Je profite de ce moment pour remercier tous ceux qui m’ont témoigné leur soutien avec des messages plus touchants les uns que les autres. Ces messages ont été salvateurs, mais ils me torturent aussi en alimentant encore davantage les inévitables regrets. Ma plus grande fierté, à la lecture de ces témoignages, c’est d’avoir pu satisfaire aussi bien des enfants de quatre ans que des personnes plus âgées qui, comme certaines me l’ont confié, ne pensaient jamais pouvoir remettre les pieds sur un tatami. Le sentiment, manifestement réel, d’avoir été utile et d’être maintenant plongé dans une inutilité que j’espère provisoire, est minant. Mon plus grand regret est d’être dans l’obligation d’arrêter alors que ceux qui fréquentaient ce dojo manifestaient un enthousiasme flagrant. Je ne peux faire refluer un gout amer et beaucoup d’interrogations sur ce terrible évènement, mais aussi sur sa gestion au jour le jour. De même qu’une certaine sensation d’avoir été quelque peu lâché ne me quitte pas vraiment ; non pas par mes élèves, loin de là, mais par les pouvoirs publics et autres organismes de prévoyance.

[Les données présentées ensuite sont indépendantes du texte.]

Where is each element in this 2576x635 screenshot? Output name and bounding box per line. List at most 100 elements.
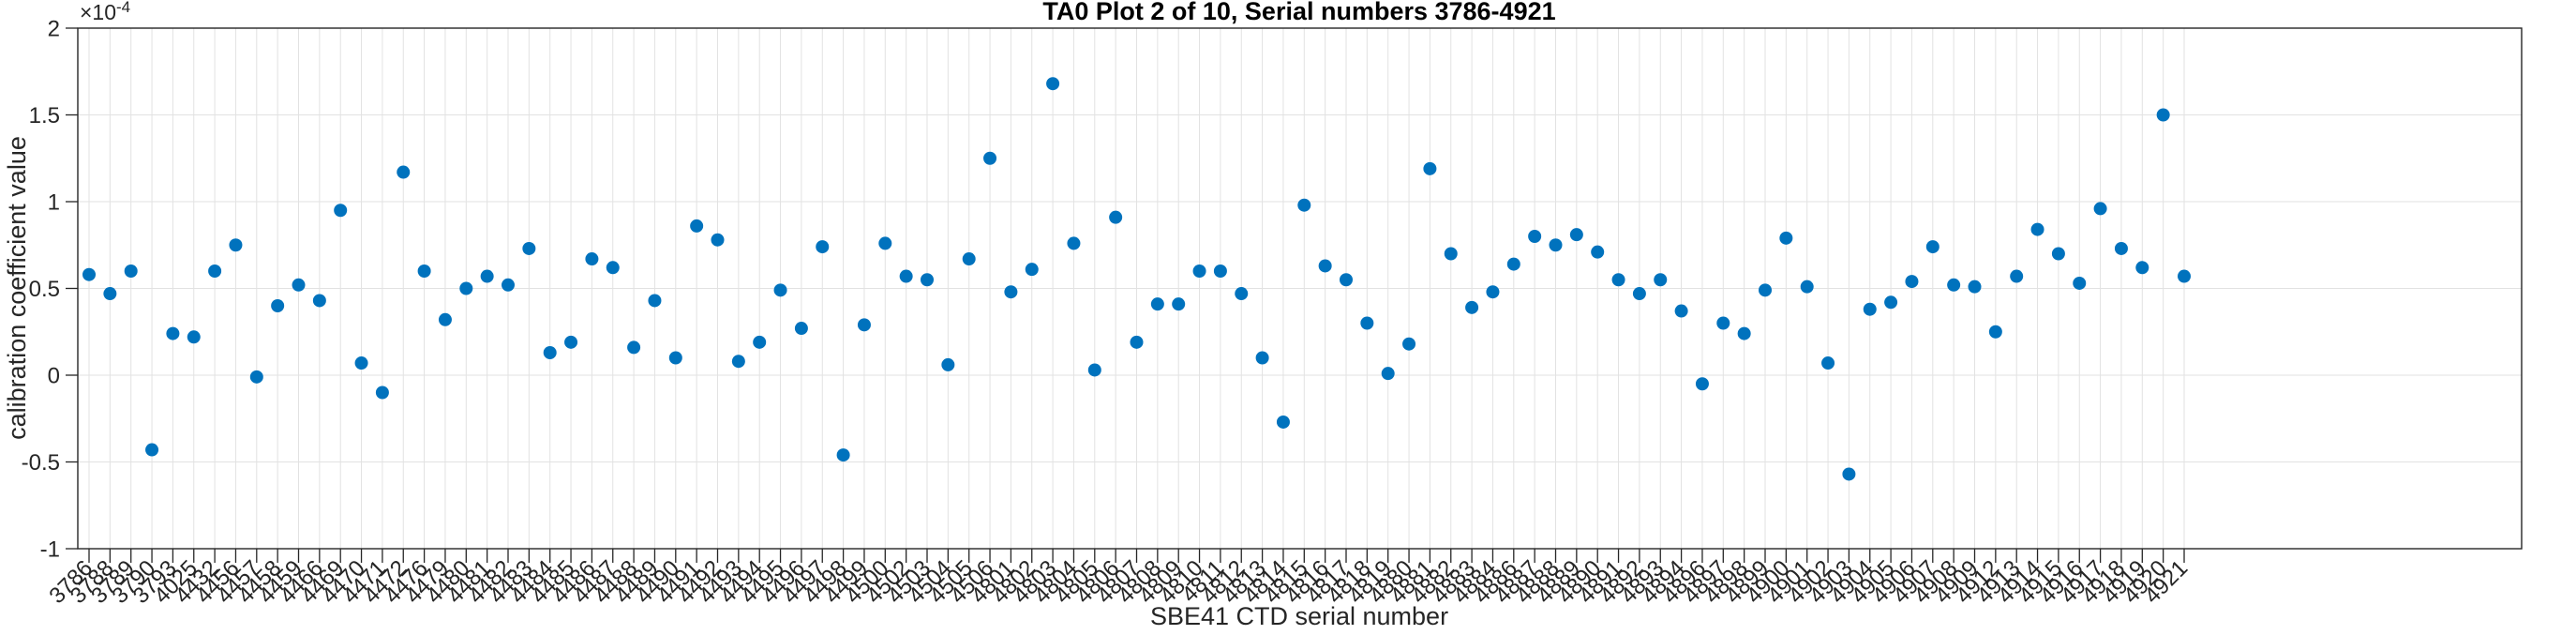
data-point — [438, 312, 452, 326]
data-point — [878, 236, 892, 250]
data-point — [1632, 287, 1646, 301]
data-point — [82, 267, 96, 281]
y-axis-multiplier: ×10-4 — [80, 0, 130, 24]
data-point — [1130, 335, 1144, 349]
y-tick-labels: -1 -0.5 0 0.5 1 1.5 2 — [22, 16, 60, 562]
y-tick-label: -0.5 — [22, 450, 60, 476]
y-tick-label: 0 — [48, 363, 60, 388]
data-point — [1591, 245, 1605, 259]
data-point — [292, 278, 306, 292]
data-point — [1172, 297, 1186, 311]
data-point — [1988, 325, 2002, 339]
y-tick-label: 1 — [48, 189, 60, 215]
data-point — [354, 356, 368, 370]
data-point — [1109, 210, 1123, 224]
data-point — [543, 345, 557, 359]
data-point — [1486, 285, 1500, 299]
data-point — [1925, 240, 1939, 254]
data-point — [627, 340, 641, 355]
data-point — [1423, 161, 1437, 175]
data-point — [816, 240, 830, 254]
data-point — [124, 265, 138, 278]
data-point — [1947, 278, 1961, 292]
data-point — [585, 252, 599, 266]
data-point — [1046, 77, 1060, 91]
data-point — [1654, 273, 1668, 287]
data-point — [1192, 265, 1206, 278]
data-point — [2093, 202, 2107, 216]
data-point — [962, 252, 976, 266]
data-point — [606, 261, 620, 275]
data-point — [1025, 263, 1039, 277]
data-point — [921, 273, 934, 287]
gridlines — [78, 28, 2522, 549]
data-point — [1884, 295, 1898, 310]
data-point — [417, 265, 431, 278]
data-point — [1402, 337, 1416, 351]
data-point — [899, 269, 913, 283]
data-point — [2156, 108, 2170, 122]
data-point — [1235, 287, 1249, 301]
data-point — [1150, 297, 1164, 311]
data-point — [1569, 228, 1583, 242]
x-axis-label: SBE41 CTD serial number — [1150, 602, 1448, 630]
y-axis-label: calibration coefficient value — [3, 136, 31, 440]
data-point — [1444, 247, 1458, 261]
data-point — [208, 265, 222, 278]
data-point — [1528, 230, 1542, 243]
data-point — [690, 219, 704, 233]
data-point — [794, 322, 808, 336]
data-point — [1087, 363, 1101, 377]
data-point — [103, 287, 117, 301]
data-point — [1549, 238, 1563, 252]
data-point — [773, 283, 787, 297]
data-point — [1716, 316, 1730, 330]
data-point — [1004, 285, 1018, 299]
data-point — [1674, 304, 1688, 318]
data-point — [1360, 316, 1374, 330]
data-point — [1276, 415, 1290, 429]
data-point — [375, 386, 389, 400]
data-point — [668, 351, 682, 365]
data-point — [1213, 265, 1227, 278]
data-point — [334, 204, 348, 218]
data-point — [502, 278, 515, 292]
data-point — [187, 330, 201, 344]
data-point — [731, 355, 745, 369]
data-point — [564, 335, 578, 349]
data-point — [522, 241, 536, 255]
data-point — [1465, 300, 1479, 314]
data-point — [1297, 198, 1311, 212]
y-tick-label: 1.5 — [29, 103, 60, 129]
data-point — [836, 448, 850, 462]
data-point — [711, 233, 725, 247]
data-point — [2010, 269, 2024, 283]
data-point — [1067, 236, 1081, 250]
data-point — [397, 165, 411, 179]
data-point — [229, 238, 243, 252]
data-point — [1759, 283, 1772, 297]
data-point — [2178, 269, 2191, 283]
data-point — [2030, 222, 2044, 236]
data-point — [1968, 280, 1982, 294]
data-point — [1381, 367, 1395, 381]
data-point — [2073, 276, 2087, 290]
data-point — [1905, 275, 1919, 289]
data-point — [857, 318, 871, 332]
data-point — [1821, 356, 1835, 370]
data-point — [2114, 241, 2128, 255]
axes — [66, 27, 2523, 563]
data-point — [983, 151, 997, 165]
data-point — [1842, 467, 1856, 481]
y-tick-label: 2 — [48, 16, 60, 41]
data-point — [2135, 261, 2149, 275]
data-point — [1611, 273, 1625, 287]
data-point — [2051, 247, 2065, 261]
data-point — [1779, 231, 1793, 245]
data-point — [1255, 351, 1269, 365]
y-tick-label: 0.5 — [29, 277, 60, 302]
x-tick-labels: 3786378837893790379340254432445644574458… — [44, 555, 2193, 609]
data-point — [312, 294, 326, 308]
data-point — [1737, 326, 1751, 340]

Quelques jours après avoir adressé une lettre à mes élèves pour leur annoncer la terrible nouvelle, je l’ai mise le 29 mai dernier sur Facebook en « lettre ouverte » et c’est avec une énorme surprise que j’ai constaté, grâce à un compteur que je consulte sur « l’admin » du compte du club, que près de 85 000 personnes on été « touchées » par cet article. Il faut savoir que pour une publication classique, le chiffre se situe entre 1 000 et 2 000.

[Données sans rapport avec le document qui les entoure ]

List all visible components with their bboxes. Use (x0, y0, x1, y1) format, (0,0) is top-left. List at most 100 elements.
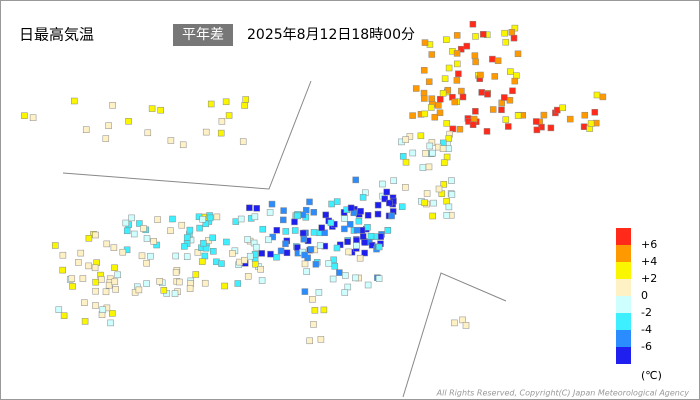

Là aussi, sont apparus d’innombrables messages d’une extraordinaire gentillesse. Quelques uns m’ont même proposé différentes formes d’aides pour sauver le dojo ; mais face à tant d’incertitude (plus exactement face à la certitude qu’il fallait stopper l’hémorragie) il n’aurait pas été convenable – et tout simplement impossible – de les accepter. D’autres ont commencé à évoquer « l’après », avec des possibilités de collaborations, preuve que l’aventure va pouvoir continuer, tôt ou tard, différente sans doute, mais au travers de laquelle il sera toujours question de ju-jitsu.
Il faudra attendre que les arts martiaux retrouvent une pratique « normale » ; nous ne pouvons faire autrement que de la souhaiter et le plus rapidement possible.